One can do this with a stranger. Too near, and the perspective is lost. Only the far can be near.
A sound–a knock, intimation only–had come from the inner door. And there she was in her blue yukata exactly like my own–the only wear in a Japanese inn–bowing to me, like a branch bending.
“It is permitted to practice my little English?”
I rise and become another branch. “It is permitted.”
And so we kneel before each other, the foot-square mirror at which I make my toilet reflecting each in turn.
There is no need for us to commend the cherry-blossoms–they are doing no more than their duty. Nor to chatter about the shrine at Ise.
Neither of us is a tourist. We are just two women, gone beyond time, our talk a shuttle pulling weft across warp, no beginning, no end to the pattern.
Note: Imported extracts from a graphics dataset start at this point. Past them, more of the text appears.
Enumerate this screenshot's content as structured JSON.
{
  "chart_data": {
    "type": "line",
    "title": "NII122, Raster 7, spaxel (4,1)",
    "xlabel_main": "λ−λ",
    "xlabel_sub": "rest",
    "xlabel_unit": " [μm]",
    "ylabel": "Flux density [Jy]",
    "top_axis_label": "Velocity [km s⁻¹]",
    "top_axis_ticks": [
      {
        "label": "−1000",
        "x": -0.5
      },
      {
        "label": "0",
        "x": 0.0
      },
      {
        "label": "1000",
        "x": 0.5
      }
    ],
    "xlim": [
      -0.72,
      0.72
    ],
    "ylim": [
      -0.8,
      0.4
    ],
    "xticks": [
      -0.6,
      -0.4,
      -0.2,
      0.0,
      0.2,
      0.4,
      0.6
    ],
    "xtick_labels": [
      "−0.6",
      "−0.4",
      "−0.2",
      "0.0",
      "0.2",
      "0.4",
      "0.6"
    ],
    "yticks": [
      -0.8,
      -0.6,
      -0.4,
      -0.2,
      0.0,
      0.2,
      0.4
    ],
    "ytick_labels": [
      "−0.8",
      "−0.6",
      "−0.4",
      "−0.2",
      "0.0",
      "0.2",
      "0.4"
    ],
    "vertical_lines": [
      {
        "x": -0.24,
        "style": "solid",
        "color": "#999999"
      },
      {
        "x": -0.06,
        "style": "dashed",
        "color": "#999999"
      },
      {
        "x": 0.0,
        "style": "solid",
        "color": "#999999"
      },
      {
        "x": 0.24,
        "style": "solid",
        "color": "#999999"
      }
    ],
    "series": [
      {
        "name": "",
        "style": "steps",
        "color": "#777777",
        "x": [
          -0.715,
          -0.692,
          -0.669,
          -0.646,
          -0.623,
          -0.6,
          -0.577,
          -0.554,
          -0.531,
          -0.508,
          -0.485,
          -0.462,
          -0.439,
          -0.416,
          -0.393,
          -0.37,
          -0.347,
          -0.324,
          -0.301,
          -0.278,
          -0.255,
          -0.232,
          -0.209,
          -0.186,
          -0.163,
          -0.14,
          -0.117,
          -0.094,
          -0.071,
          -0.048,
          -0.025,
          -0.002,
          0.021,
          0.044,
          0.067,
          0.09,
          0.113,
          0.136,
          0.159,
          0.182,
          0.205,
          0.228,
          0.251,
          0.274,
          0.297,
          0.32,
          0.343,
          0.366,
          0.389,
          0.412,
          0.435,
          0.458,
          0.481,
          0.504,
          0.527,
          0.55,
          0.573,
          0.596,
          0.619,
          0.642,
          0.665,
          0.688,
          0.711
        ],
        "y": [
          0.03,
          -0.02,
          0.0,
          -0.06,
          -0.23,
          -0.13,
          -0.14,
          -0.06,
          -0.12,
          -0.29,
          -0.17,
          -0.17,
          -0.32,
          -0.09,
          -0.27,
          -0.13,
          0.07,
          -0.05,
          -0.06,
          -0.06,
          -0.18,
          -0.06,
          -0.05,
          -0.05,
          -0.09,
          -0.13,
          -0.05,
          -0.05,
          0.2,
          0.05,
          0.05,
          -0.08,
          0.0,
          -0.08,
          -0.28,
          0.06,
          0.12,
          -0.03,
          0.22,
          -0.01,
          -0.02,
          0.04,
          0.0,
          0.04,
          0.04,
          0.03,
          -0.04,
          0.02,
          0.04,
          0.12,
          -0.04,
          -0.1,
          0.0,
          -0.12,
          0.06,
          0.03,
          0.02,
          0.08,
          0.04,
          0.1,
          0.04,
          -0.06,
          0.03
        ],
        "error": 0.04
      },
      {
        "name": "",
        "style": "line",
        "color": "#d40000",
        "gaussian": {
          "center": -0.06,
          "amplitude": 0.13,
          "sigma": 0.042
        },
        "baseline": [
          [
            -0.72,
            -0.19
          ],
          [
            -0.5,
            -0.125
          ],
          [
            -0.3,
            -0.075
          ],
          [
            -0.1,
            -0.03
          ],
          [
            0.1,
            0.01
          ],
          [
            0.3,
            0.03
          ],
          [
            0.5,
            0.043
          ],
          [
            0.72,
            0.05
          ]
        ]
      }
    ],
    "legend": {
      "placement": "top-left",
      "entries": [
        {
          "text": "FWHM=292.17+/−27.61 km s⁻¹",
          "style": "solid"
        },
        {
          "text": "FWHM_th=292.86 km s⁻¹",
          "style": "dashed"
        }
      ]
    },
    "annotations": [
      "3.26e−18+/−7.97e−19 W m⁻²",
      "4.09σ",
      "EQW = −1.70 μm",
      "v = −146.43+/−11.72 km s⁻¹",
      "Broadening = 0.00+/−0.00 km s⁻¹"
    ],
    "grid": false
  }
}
The cauldron of plenty in each of us seethes with its ferment, sweet and bitter–the world to be carried and no plaint made; love to suffer long and be kind, not vaunting, not puffed up; the seed that we carry to be threshed, freed from its crusty husk; the aching question of who we are and for what made, answered only by its echo; the need to stand before the Unknown and never ask to know; to take our leave of the world, head high, no matter how hard the parting; and, coquetry no whit abated, offer the unassuaging mould an acquiescent lip.
Arms crossed, we rock from side to side. Hushing what? Ourselves, perhaps. And again and again she murmurs a word, as a counterpoint to her movement.
“What is it that you are saying? Tell me.”
She rocks and seems to draw it closer, folding the word to her breast.
“A–Wa–Re.” She stresses the syllables, as though teaching a child.
“A–Wa–Re. It means, in our tongue, The Pity of Things.”
I look at her long and in silence. Then I rise and bow.
“Do you know that what you have said is our word ‘Aware’?”
She looks at me long and in silence. Then she, too, rises and bows. And at the door bows again.
There is nothing to say. We say nothing.